Sarah Heard

Personal information
- Born: 4 October 1983 (age 42)

Sport
- Sport: Rowing
- Club: Melbourne Uni Boat Club

Medal record
Women's rowing
Representing Australia
World Rowing Championships
| Gold medal – first place | 2005 Gifu, Japan | W8+ |
| Silver medal – second place | 2010 Lake Karapiro | W4- |
| Bronze medal – third place | 2006 Eton, England | W8+ |

= Sarah Heard =

Australian rower (born 1983)

Sarah Heard (born 4 October 1983) is a former Australian representative rower. She was a twelve-time Australian national and 2005 world champion. She stroked the Australian senior women's eight at the premier world regattas every year from 2005 to 2008 and including the women's eight final at the 2008 Summer Olympics.

==Club and state rowing==
Born in Melbourne, Heard's senior rowing was done from the Melbourne University Rowing Club.

Heard's first state representative selection came in 2002 to the Victorian youth eight contesting the Bicentennial Cup at the Interstate Regatta within the Australian Rowing Championships. She rowed in the youth eight again in 2003. Heard was selected in Victorian senior women's eights to contest the Queen's Cup at the Australian Championships on six consecutive occasions from 2004 to 2009. Those crews were victorious each year from 2005 to 2009.

In Melbourne University colours she contested all three sweep-oared women's heavyweight national Australian titles at the Australian Rowing Championships in 2005, 2006, 2007, 2008 and two of those events in 2009. She won the coxless four national title in 2005, 2007, 2008 and 2009; the coxless pair title with Emily Martin in 2006; and won the national title in the women's eight in a composite Australian selection crew in 2007 and in a composite Victorian eight in 2009.

==International representative rowing==
Heard first represented for Australia contesting the 2004 World Rowing U23 Championships in Poznan, Poland in a coxless pair. She placed fifth.

In 2005, aged 22 Heard was elevated to the Australian senior women's squad. That year she'd stroked the Victorian eight to a dominant 10sec victory in the domestic Queen's Cup. She came into contention to lead the Australian eight and at the World Rowing Cups I and II she stroked the crew to a fourth and then a first place. Two months later at the 2005 World Rowing Championships in Gizu, Japan – her first appearance for Australia at a senior World Championship – Heard led the women's eight to a gold medal and a world championship title.

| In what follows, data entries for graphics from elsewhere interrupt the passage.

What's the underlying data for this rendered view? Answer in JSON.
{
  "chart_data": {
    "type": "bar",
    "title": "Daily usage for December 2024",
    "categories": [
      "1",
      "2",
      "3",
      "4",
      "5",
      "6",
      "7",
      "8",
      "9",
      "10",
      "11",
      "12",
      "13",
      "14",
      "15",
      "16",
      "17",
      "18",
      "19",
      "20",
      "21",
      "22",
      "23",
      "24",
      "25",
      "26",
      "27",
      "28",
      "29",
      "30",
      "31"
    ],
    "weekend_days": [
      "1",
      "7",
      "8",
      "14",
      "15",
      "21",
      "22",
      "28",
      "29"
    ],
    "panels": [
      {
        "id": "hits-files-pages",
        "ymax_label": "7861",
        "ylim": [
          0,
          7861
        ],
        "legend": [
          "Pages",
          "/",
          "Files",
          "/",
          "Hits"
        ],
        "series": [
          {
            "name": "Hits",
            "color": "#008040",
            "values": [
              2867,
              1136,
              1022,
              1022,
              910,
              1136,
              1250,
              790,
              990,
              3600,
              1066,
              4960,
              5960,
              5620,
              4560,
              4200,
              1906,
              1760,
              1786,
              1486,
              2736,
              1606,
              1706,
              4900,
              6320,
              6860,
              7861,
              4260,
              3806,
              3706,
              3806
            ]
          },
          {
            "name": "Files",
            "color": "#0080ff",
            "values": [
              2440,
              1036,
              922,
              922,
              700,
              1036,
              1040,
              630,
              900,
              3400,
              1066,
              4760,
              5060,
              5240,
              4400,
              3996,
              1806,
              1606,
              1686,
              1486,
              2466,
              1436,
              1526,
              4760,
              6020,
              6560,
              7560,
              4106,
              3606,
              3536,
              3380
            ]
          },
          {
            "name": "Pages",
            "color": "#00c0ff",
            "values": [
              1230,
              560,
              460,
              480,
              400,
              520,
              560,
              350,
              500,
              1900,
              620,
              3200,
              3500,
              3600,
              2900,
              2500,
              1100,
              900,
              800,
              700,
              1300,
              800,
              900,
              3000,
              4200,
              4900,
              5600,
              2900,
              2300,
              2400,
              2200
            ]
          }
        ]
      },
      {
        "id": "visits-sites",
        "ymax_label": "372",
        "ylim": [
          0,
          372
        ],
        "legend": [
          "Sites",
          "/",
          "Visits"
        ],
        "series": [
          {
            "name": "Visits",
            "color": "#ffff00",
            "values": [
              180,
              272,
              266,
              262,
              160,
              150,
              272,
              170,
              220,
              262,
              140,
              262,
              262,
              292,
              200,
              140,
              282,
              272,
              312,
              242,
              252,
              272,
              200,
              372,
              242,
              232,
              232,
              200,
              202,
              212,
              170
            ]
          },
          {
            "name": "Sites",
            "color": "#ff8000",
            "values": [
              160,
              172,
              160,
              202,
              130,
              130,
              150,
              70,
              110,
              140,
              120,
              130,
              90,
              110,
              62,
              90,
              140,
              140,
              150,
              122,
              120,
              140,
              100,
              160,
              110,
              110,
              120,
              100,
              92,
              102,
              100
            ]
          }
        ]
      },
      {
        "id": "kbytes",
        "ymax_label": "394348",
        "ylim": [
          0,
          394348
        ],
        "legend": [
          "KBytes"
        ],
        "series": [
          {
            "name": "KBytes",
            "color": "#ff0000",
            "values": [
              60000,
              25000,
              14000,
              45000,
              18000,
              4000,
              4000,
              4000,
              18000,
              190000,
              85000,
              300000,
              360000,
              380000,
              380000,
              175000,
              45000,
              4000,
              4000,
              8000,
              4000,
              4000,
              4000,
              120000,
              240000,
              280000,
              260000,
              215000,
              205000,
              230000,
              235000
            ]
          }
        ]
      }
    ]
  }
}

In 2006 Heard held her place in the eight but with the crew slipping from 3rd place to 4th place in the two Rowing World Cups (at Munich and Poznan), coach Darren Balmforth made seating changes. In small boats at Poznan the pair of Heard and Emily Martin had beaten out the other Australian pairs containing members of the eight including a pair of Kate Hornsey and Amber Bradley. However, for the 2006 World Championships Balmforth seated Heard at six and Hornsey at stroke. The eight won the bronze medal.

For 2007 Heard was again in the eight at both Rowing World Cups and for the World Championships. She stroked the eight to a fourth place at the World Cup II and won gold at that regatta stroking the coxless four. At the 2007 World Championships in Munich she stroked the eight to a fourth placing.

Prospects looked good for the Australian women's eight in the 2008 Olympic year. They won at the World Rowing Cup I in Munich and finished second at World Rowing Cup II in Lucerne with Heard setting the pace in both campaigns. However at Beijing in 2008 in spite of expectations the crew stroked by Heard, finished sixth overall.

Heard's final Australian representative appearance was at the 2010 World Rowing Championships in Lake Karapiro, New Zealand. In the bow seat of the coxless four with Pauline Frasca, Sarah Cook and Kate Hornsey, Heard brought home her third World Championship medal – this time a silver.